The problem with multilateralism is that you have leaders of multiple countries trying to create pain in their own electorates for the greater good. It takes forever, and chances of success are slim, particularly when the re-election prospects of those leaders are factored in.
Consequently we have seen individual countries trying to address the issue unilaterally and on their own terms. And rightly so. A fact that is often lost on many commentators is that each country, be it the UK, Australia or the United States, all have tax sovereignty. Put simply, each country is responsible for developing and enforcing the tax laws in their own country. What this means is that each country has the right to tax how it sees fit, so creating the opportunity for a multinational to establish its operations and 'profit shift' to a lower tax jurisdictions.
If you think about it at a personal level we have all done it. Many will recall that it used to be almost a rite of passage before the EU existed to hop over to Calais on the ferry to stock up on 'cheap' alcohol. This is exactly what the multinationals are doing, just in a much more complex and significant way.
With the introduction of the Diverted profits Tax (DPT), the UK is leading the way to address this issue. The reasoning behind the new policy is that a company should pay tax where and when a profit is earned. For example, under the DPT if you buy your coffee at Starbucks and the company makes a profit on that sale, then the tax should be paid to the UK. If not at the standard corporate rate of 21 per cent, then at the DPT rate of 25 per cent.
Unfortunately when it comes to tax, especially international tax, politicians are involved which is when simplicity quickly becomes complexity.
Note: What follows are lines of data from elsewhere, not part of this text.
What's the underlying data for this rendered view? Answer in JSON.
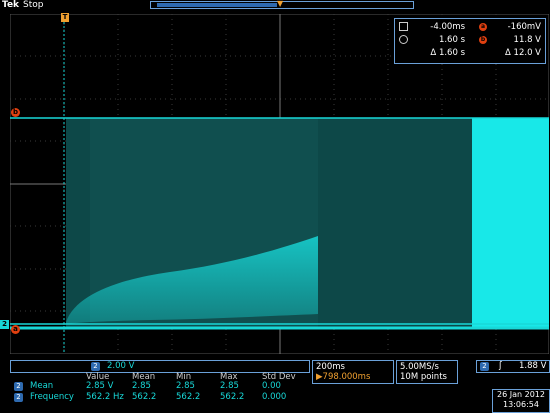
{
  "header": {
    "brand": "Tek",
    "state": "Stop"
  },
  "markers": {
    "trigger_pos": "T",
    "ref_b": "b",
    "ref_a": "a",
    "channel": "2"
  },
  "cursor_readout": {
    "row1": {
      "t_val": "-4.00ms",
      "v_label": "a",
      "v_val": "-160mV"
    },
    "row2": {
      "t_val": "1.60 s",
      "v_label": "b",
      "v_val": "11.8 V"
    },
    "row3": {
      "dt": "Δ 1.60 s",
      "dv": "Δ 12.0 V"
    }
  },
  "channel_scale": {
    "channel": "2",
    "volts_div": "2.00 V"
  },
  "measurements": {
    "headers": [
      "Value",
      "Mean",
      "Min",
      "Max",
      "Std Dev"
    ],
    "rows": [
      {
        "channel": "2",
        "name": "Mean",
        "value": "2.85 V",
        "mean": "2.85",
        "min": "2.85",
        "max": "2.85",
        "std": "0.00"
      },
      {
        "channel": "2",
        "name": "Frequency",
        "value": "562.2 Hz",
        "mean": "562.2",
        "min": "562.2",
        "max": "562.2",
        "std": "0.000"
      }
    ]
  },
  "timebase": {
    "time_div": "200ms",
    "position": "▶798.000ms"
  },
  "acquisition": {
    "rate": "5.00MS/s",
    "points": "10M points"
  },
  "trigger": {
    "channel": "2",
    "slope": "ʃ",
    "level": "1.88 V"
  },
  "datetime": {
    "date": "26 Jan  2012",
    "time": "13:06:54"
  },
  "colors": {
    "trace": "#18d8d8",
    "reference": "#e04010",
    "frame": "#6aa0d8"
  }
}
Take for example what has been happening in Australia. Over recent months our Government has talked up the case for a UK-style 'Google tax' and is now talking about forming an alliance with the UK on international tax issues, with lots of work to be done together after the General Election. That all sounds very reasonable. Where it gets interesting is that the US has now come out to publicly warn Australia not to follow the example of the UK - why? Basically because if we do, it will potentially mean less money flowing back to US-owned companies, such as Google.
As Sir Isaac Newton postulated, for every action there is an equal and opposite reaction. It's as true in physics as it is in international taxation.
It will be interesting to see what happens as we move forward, because this is just the first in what I am sure will be a range of issues that will continue to arise as technology enables companies, and individuals, to act and behave in truly global ways. What this will all mean for governments and their ability to tax and pay for vital services such as education, health care and pensions remains to be seen.